Kafka stores key-value messages that come from arbitrarily many processes called producers. The data can be partitioned into different "partitions" within different "topics". Within a partition, messages are strictly ordered by their offsets (the position of a message within a partition), and indexed and stored together with a timestamp. Other processes called "consumers" can read messages from partitions. For stream processing, Kafka offers the Streams API that allows writing Java applications that consume data from Kafka and write results back to Kafka. Apache Kafka also works with external stream processing systems such as Apache Apex, Apache Flink, Apache Spark, Apache Storm and Apache NiFi.
Kafka runs on a cluster of one or more servers (called brokers), and the partitions of all topics are distributed across the cluster nodes. Additionally, partitions are replicated to multiple brokers. This architecture allows Kafka to deliver massive streams of messages in a fault-tolerant fashion and has allowed it to replace some of the conventional messaging systems like Java Message Service (JMS), Advanced Message Queuing Protocol (AMQP), etc. Since the 0.11.0.0 release, Kafka offers transactional writes, which provide exactly-once stream processing using the Streams API.

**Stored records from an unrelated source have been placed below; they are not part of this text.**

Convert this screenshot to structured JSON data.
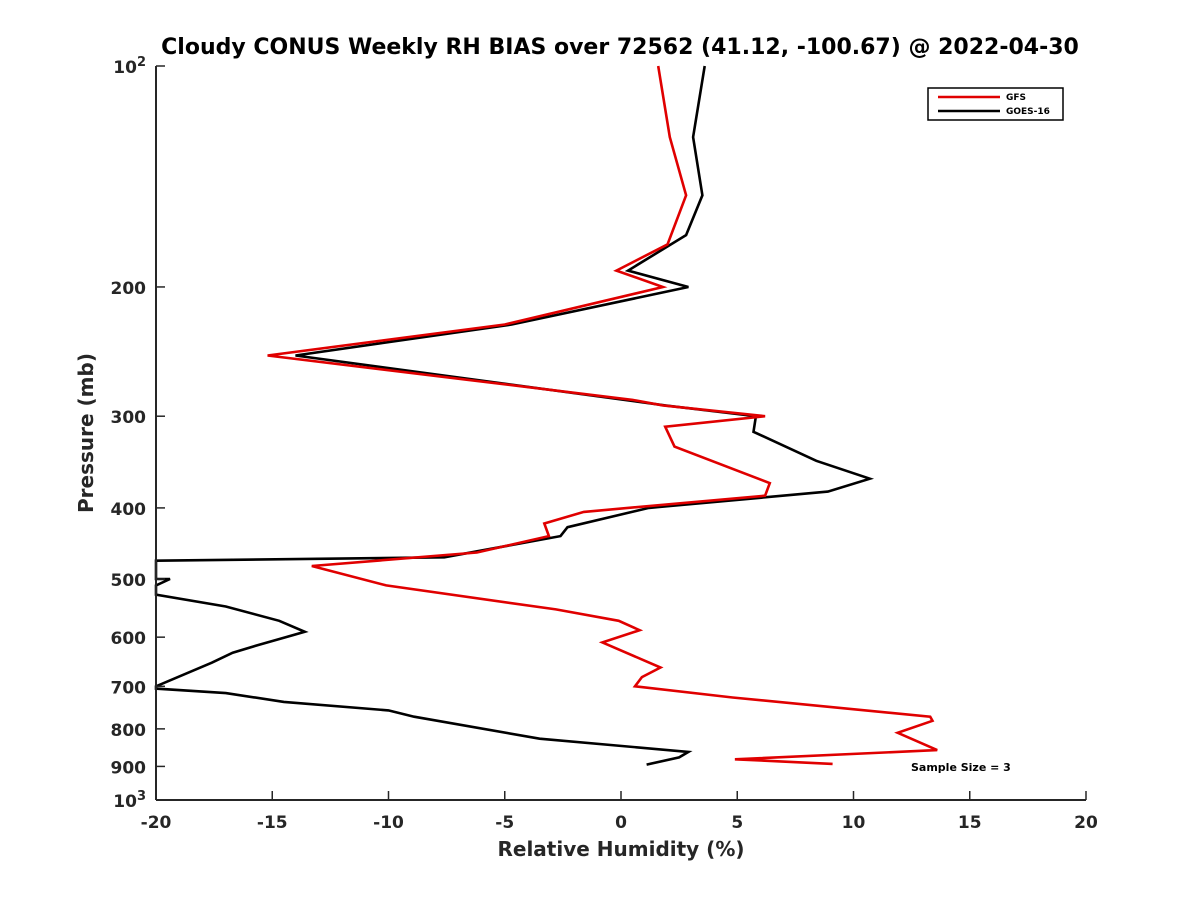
{
  "chart_data": {
    "type": "line",
    "title": "Cloudy CONUS Weekly RH BIAS over 72562 (41.12, -100.67) @ 2022-04-30",
    "xlabel": "Relative Humidity (%)",
    "ylabel": "Pressure (mb)",
    "xlim": [
      -20,
      20
    ],
    "ylim": [
      1000,
      100
    ],
    "y_scale": "log",
    "y_reversed": true,
    "x_ticks": [
      "-20",
      "-15",
      "-10",
      "-5",
      "0",
      "5",
      "10",
      "15",
      "20"
    ],
    "y_ticks": [
      {
        "value": 100,
        "base": "10",
        "exp": "2"
      },
      {
        "value": 200,
        "label": "200"
      },
      {
        "value": 300,
        "label": "300"
      },
      {
        "value": 400,
        "label": "400"
      },
      {
        "value": 500,
        "label": "500"
      },
      {
        "value": 600,
        "label": "600"
      },
      {
        "value": 700,
        "label": "700"
      },
      {
        "value": 800,
        "label": "800"
      },
      {
        "value": 900,
        "label": "900"
      },
      {
        "value": 1000,
        "base": "10",
        "exp": "3"
      }
    ],
    "grid": false,
    "legend_position": "top-right",
    "series": [
      {
        "name": "GFS",
        "color": "#e00000",
        "points": [
          [
            1.6,
            100
          ],
          [
            2.1,
            125
          ],
          [
            2.8,
            150
          ],
          [
            2.0,
            175
          ],
          [
            -0.2,
            190
          ],
          [
            1.8,
            200
          ],
          [
            -5.0,
            225
          ],
          [
            -15.2,
            248
          ],
          [
            0.5,
            285
          ],
          [
            1.8,
            290
          ],
          [
            6.2,
            300
          ],
          [
            1.9,
            310
          ],
          [
            2.3,
            330
          ],
          [
            6.4,
            370
          ],
          [
            6.2,
            385
          ],
          [
            -1.6,
            405
          ],
          [
            -3.3,
            420
          ],
          [
            -3.1,
            437
          ],
          [
            -6.2,
            460
          ],
          [
            -13.3,
            480
          ],
          [
            -10.1,
            510
          ],
          [
            -2.8,
            550
          ],
          [
            -0.1,
            570
          ],
          [
            0.8,
            587
          ],
          [
            -0.8,
            610
          ],
          [
            1.7,
            660
          ],
          [
            0.9,
            680
          ],
          [
            0.6,
            700
          ],
          [
            4.8,
            725
          ],
          [
            13.3,
            770
          ],
          [
            13.4,
            780
          ],
          [
            11.9,
            810
          ],
          [
            13.6,
            855
          ],
          [
            4.9,
            880
          ],
          [
            9.1,
            893
          ]
        ]
      },
      {
        "name": "GOES-16",
        "color": "#000000",
        "points": [
          [
            3.6,
            100
          ],
          [
            3.1,
            125
          ],
          [
            3.5,
            150
          ],
          [
            2.8,
            170
          ],
          [
            0.3,
            190
          ],
          [
            2.9,
            200
          ],
          [
            -4.7,
            225
          ],
          [
            -14.0,
            248
          ],
          [
            1.9,
            290
          ],
          [
            5.8,
            300
          ],
          [
            5.7,
            315
          ],
          [
            8.4,
            345
          ],
          [
            10.7,
            365
          ],
          [
            8.9,
            380
          ],
          [
            1.2,
            400
          ],
          [
            -2.3,
            425
          ],
          [
            -2.6,
            437
          ],
          [
            -7.6,
            467
          ],
          [
            -20.0,
            472
          ],
          [
            -20.0,
            500
          ],
          [
            -19.4,
            500
          ],
          [
            -20.0,
            510
          ],
          [
            -20.0,
            525
          ],
          [
            -17.0,
            545
          ],
          [
            -14.7,
            570
          ],
          [
            -13.6,
            590
          ],
          [
            -15.6,
            615
          ],
          [
            -16.7,
            630
          ],
          [
            -17.6,
            650
          ],
          [
            -20.0,
            700
          ],
          [
            -20.0,
            705
          ],
          [
            -17.0,
            715
          ],
          [
            -14.5,
            735
          ],
          [
            -10.0,
            755
          ],
          [
            -8.9,
            770
          ],
          [
            -3.5,
            825
          ],
          [
            2.9,
            860
          ],
          [
            2.5,
            875
          ],
          [
            1.1,
            895
          ]
        ]
      }
    ],
    "annotation": "Sample Size = 3"
  }
}
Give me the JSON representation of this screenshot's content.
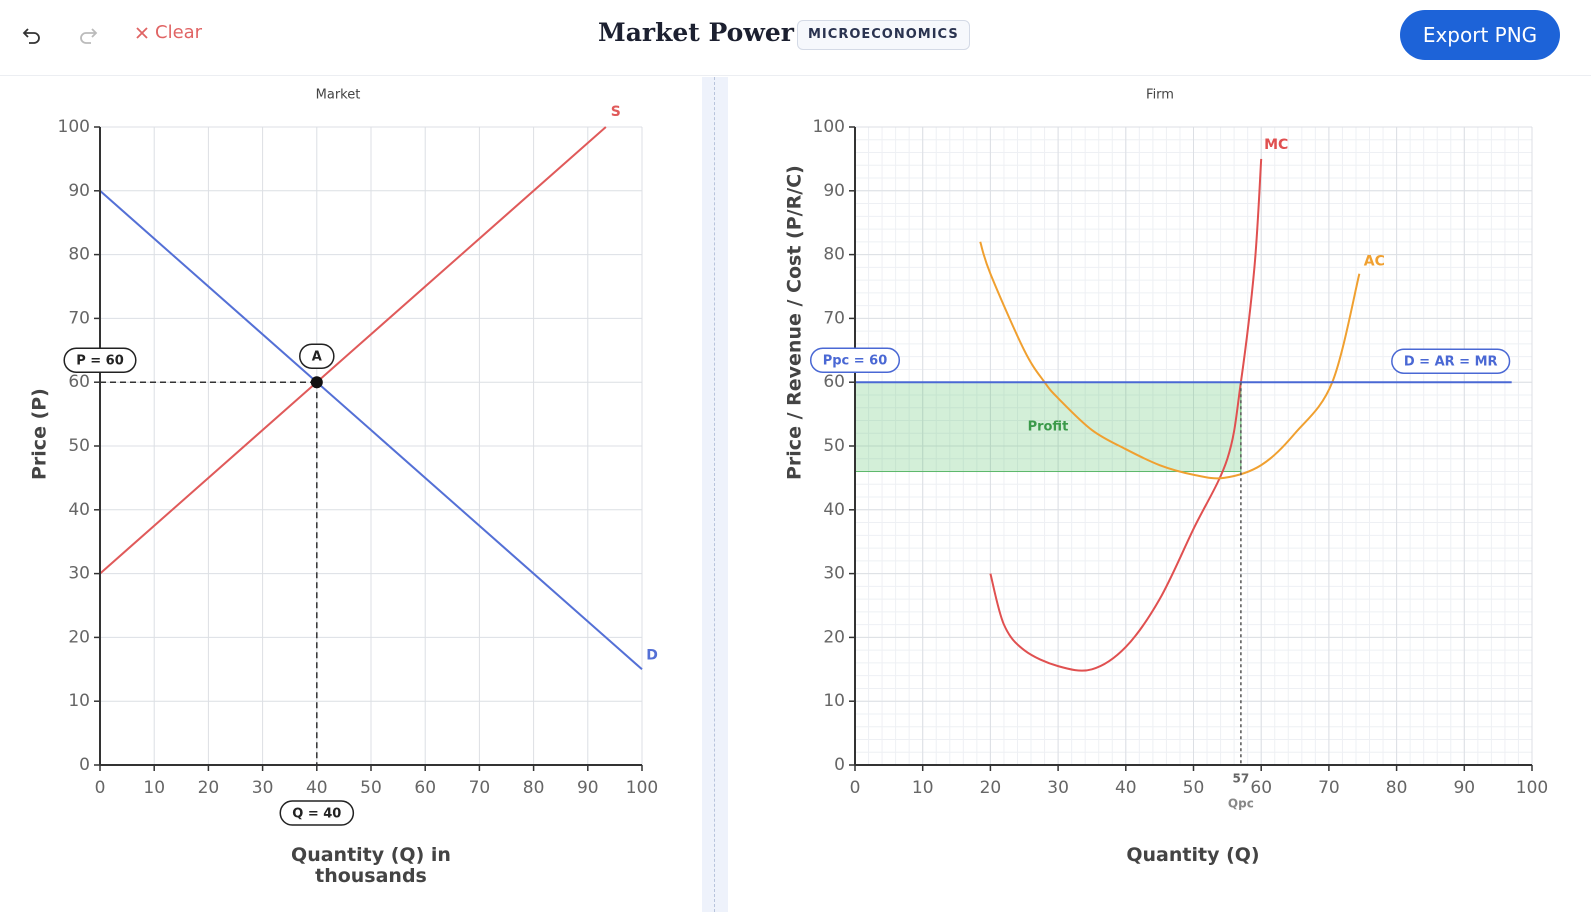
{
  "header": {
    "clear": "Clear",
    "title": "Market Power",
    "badge": "MICROECONOMICS",
    "export": "Export PNG"
  },
  "chart_data": [
    {
      "type": "line",
      "title": "Market",
      "xlabel": "Quantity (Q) in thousands",
      "ylabel": "Price (P)",
      "xlim": [
        0,
        100
      ],
      "ylim": [
        0,
        100
      ],
      "xticks": [
        0,
        10,
        20,
        30,
        40,
        50,
        60,
        70,
        80,
        90,
        100
      ],
      "yticks": [
        0,
        10,
        20,
        30,
        40,
        50,
        60,
        70,
        80,
        90,
        100
      ],
      "grid": true,
      "minor_grid": false,
      "series": [
        {
          "name": "S",
          "color": "#e05a5a",
          "x": [
            0,
            93.33
          ],
          "values": [
            30,
            100
          ]
        },
        {
          "name": "D",
          "color": "#5470d6",
          "x": [
            0,
            100
          ],
          "values": [
            90,
            15
          ]
        }
      ],
      "equilibrium": {
        "label": "A",
        "x": 40,
        "y": 60,
        "x_label": "Q = 40",
        "y_label": "P = 60"
      }
    },
    {
      "type": "line",
      "title": "Firm",
      "xlabel": "Quantity (Q)",
      "ylabel": "Price / Revenue / Cost (P/R/C)",
      "xlim": [
        0,
        100
      ],
      "ylim": [
        0,
        100
      ],
      "xticks": [
        0,
        10,
        20,
        30,
        40,
        50,
        60,
        70,
        80,
        90,
        100
      ],
      "yticks": [
        0,
        10,
        20,
        30,
        40,
        50,
        60,
        70,
        80,
        90,
        100
      ],
      "grid": true,
      "minor_grid": true,
      "series": [
        {
          "name": "MC",
          "color": "#e05050",
          "x": [
            20,
            22,
            25,
            30,
            35,
            40,
            45,
            50,
            55,
            57,
            59,
            60
          ],
          "values": [
            30,
            22,
            18,
            15.5,
            15,
            18.5,
            26,
            37,
            48,
            60,
            78,
            95
          ]
        },
        {
          "name": "AC",
          "color": "#f0a030",
          "x": [
            18.5,
            20,
            25,
            28,
            30,
            35,
            40,
            45,
            50,
            54.5,
            60,
            65,
            70.5,
            74.5
          ],
          "values": [
            82,
            77,
            65,
            60,
            57.5,
            52.5,
            49.5,
            47,
            45.5,
            45,
            47,
            52,
            60,
            77
          ]
        },
        {
          "name": "D = AR = MR",
          "color": "#4a68d4",
          "x": [
            0,
            97
          ],
          "values": [
            60,
            60
          ]
        }
      ],
      "price": {
        "value": 60,
        "label": "Ppc = 60"
      },
      "quantity": {
        "value": 57,
        "label": "Qpc"
      },
      "profit": {
        "label": "Profit",
        "x": [
          0,
          57
        ],
        "y": [
          46,
          60
        ]
      }
    }
  ]
}
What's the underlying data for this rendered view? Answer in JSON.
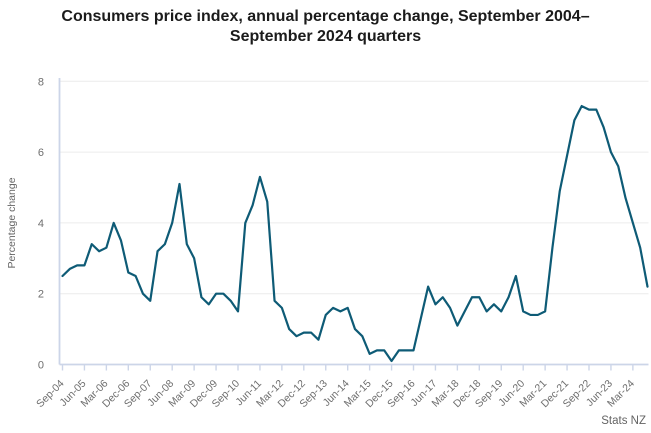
{
  "title": "Consumers price index, annual percentage change, September 2004–September 2024 quarters",
  "source": "Stats NZ",
  "colors": {
    "line": "#0e5b76",
    "gridline": "#ececec",
    "axis": "#ccd5e8",
    "tick_text": "#6e6e6e",
    "title_text": "#1b1b1b"
  },
  "chart_data": {
    "type": "line",
    "title": "Consumers price index, annual percentage change, September 2004–September 2024 quarters",
    "xlabel": "",
    "ylabel": "Percentage change",
    "ylim": [
      0,
      8
    ],
    "yticks": [
      0,
      2,
      4,
      6,
      8
    ],
    "grid": "horizontal",
    "legend": "none",
    "tick_interval": 3,
    "x_tick_labels": [
      "Sep-04",
      "Jun-05",
      "Mar-06",
      "Dec-06",
      "Sep-07",
      "Jun-08",
      "Mar-09",
      "Dec-09",
      "Sep-10",
      "Jun-11",
      "Mar-12",
      "Dec-12",
      "Sep-13",
      "Jun-14",
      "Mar-15",
      "Dec-15",
      "Sep-16",
      "Jun-17",
      "Mar-18",
      "Dec-18",
      "Sep-19",
      "Jun-20",
      "Mar-21",
      "Dec-21",
      "Sep-22",
      "Jun-23",
      "Mar-24"
    ],
    "categories": [
      "Sep-04",
      "Dec-04",
      "Mar-05",
      "Jun-05",
      "Sep-05",
      "Dec-05",
      "Mar-06",
      "Jun-06",
      "Sep-06",
      "Dec-06",
      "Mar-07",
      "Jun-07",
      "Sep-07",
      "Dec-07",
      "Mar-08",
      "Jun-08",
      "Sep-08",
      "Dec-08",
      "Mar-09",
      "Jun-09",
      "Sep-09",
      "Dec-09",
      "Mar-10",
      "Jun-10",
      "Sep-10",
      "Dec-10",
      "Mar-11",
      "Jun-11",
      "Sep-11",
      "Dec-11",
      "Mar-12",
      "Jun-12",
      "Sep-12",
      "Dec-12",
      "Mar-13",
      "Jun-13",
      "Sep-13",
      "Dec-13",
      "Mar-14",
      "Jun-14",
      "Sep-14",
      "Dec-14",
      "Mar-15",
      "Jun-15",
      "Sep-15",
      "Dec-15",
      "Mar-16",
      "Jun-16",
      "Sep-16",
      "Dec-16",
      "Mar-17",
      "Jun-17",
      "Sep-17",
      "Dec-17",
      "Mar-18",
      "Jun-18",
      "Sep-18",
      "Dec-18",
      "Mar-19",
      "Jun-19",
      "Sep-19",
      "Dec-19",
      "Mar-20",
      "Jun-20",
      "Sep-20",
      "Dec-20",
      "Mar-21",
      "Jun-21",
      "Sep-21",
      "Dec-21",
      "Mar-22",
      "Jun-22",
      "Sep-22",
      "Dec-22",
      "Mar-23",
      "Jun-23",
      "Sep-23",
      "Dec-23",
      "Mar-24",
      "Jun-24",
      "Sep-24"
    ],
    "values": [
      2.5,
      2.7,
      2.8,
      2.8,
      3.4,
      3.2,
      3.3,
      4.0,
      3.5,
      2.6,
      2.5,
      2.0,
      1.8,
      3.2,
      3.4,
      4.0,
      5.1,
      3.4,
      3.0,
      1.9,
      1.7,
      2.0,
      2.0,
      1.8,
      1.5,
      4.0,
      4.5,
      5.3,
      4.6,
      1.8,
      1.6,
      1.0,
      0.8,
      0.9,
      0.9,
      0.7,
      1.4,
      1.6,
      1.5,
      1.6,
      1.0,
      0.8,
      0.3,
      0.4,
      0.4,
      0.1,
      0.4,
      0.4,
      0.4,
      1.3,
      2.2,
      1.7,
      1.9,
      1.6,
      1.1,
      1.5,
      1.9,
      1.9,
      1.5,
      1.7,
      1.5,
      1.9,
      2.5,
      1.5,
      1.4,
      1.4,
      1.5,
      3.3,
      4.9,
      5.9,
      6.9,
      7.3,
      7.2,
      7.2,
      6.7,
      6.0,
      5.6,
      4.7,
      4.0,
      3.3,
      2.2
    ]
  }
}
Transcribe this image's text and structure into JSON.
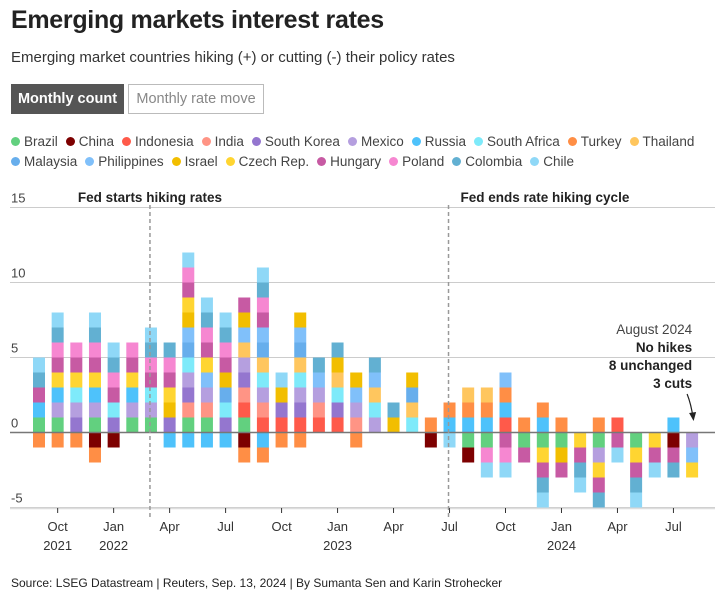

Kafka supports two types of topics: Regular and compacted. Regular topics can be configured with a retention time or a space bound. If there are records that are older than the specified retention time or if the space bound is exceeded for a partition, Kafka is allowed to delete old data to free storage space. By default, topics are configured with a retention time of 7 days, but it's also possible to store data indefinitely. For compacted topics, records don't expire based on time or space bounds. Instead, Kafka treats later messages as updates to older message with the same key and guarantees never to delete the latest message per key. Users can delete messages entirely by writing a so-called tombstone message with null-value for a specific key.
There are five major APIs in Kafka:
- Producer API – Permits an application to publish streams of records.
- Consumer API – Permits an application to subscribe to topics and processes streams of records.
- Connector API – Executes the reusable producer and consumer APIs that can link the topics to the existing applications.
- Streams API – This API converts the input streams to output and produces the result.
- Admin API – used to manage Kafka topics,brokers and other Kafka objects.
Apache Kafka has been used in the oGaTe and IIX Gateway (Insurance oGaTe).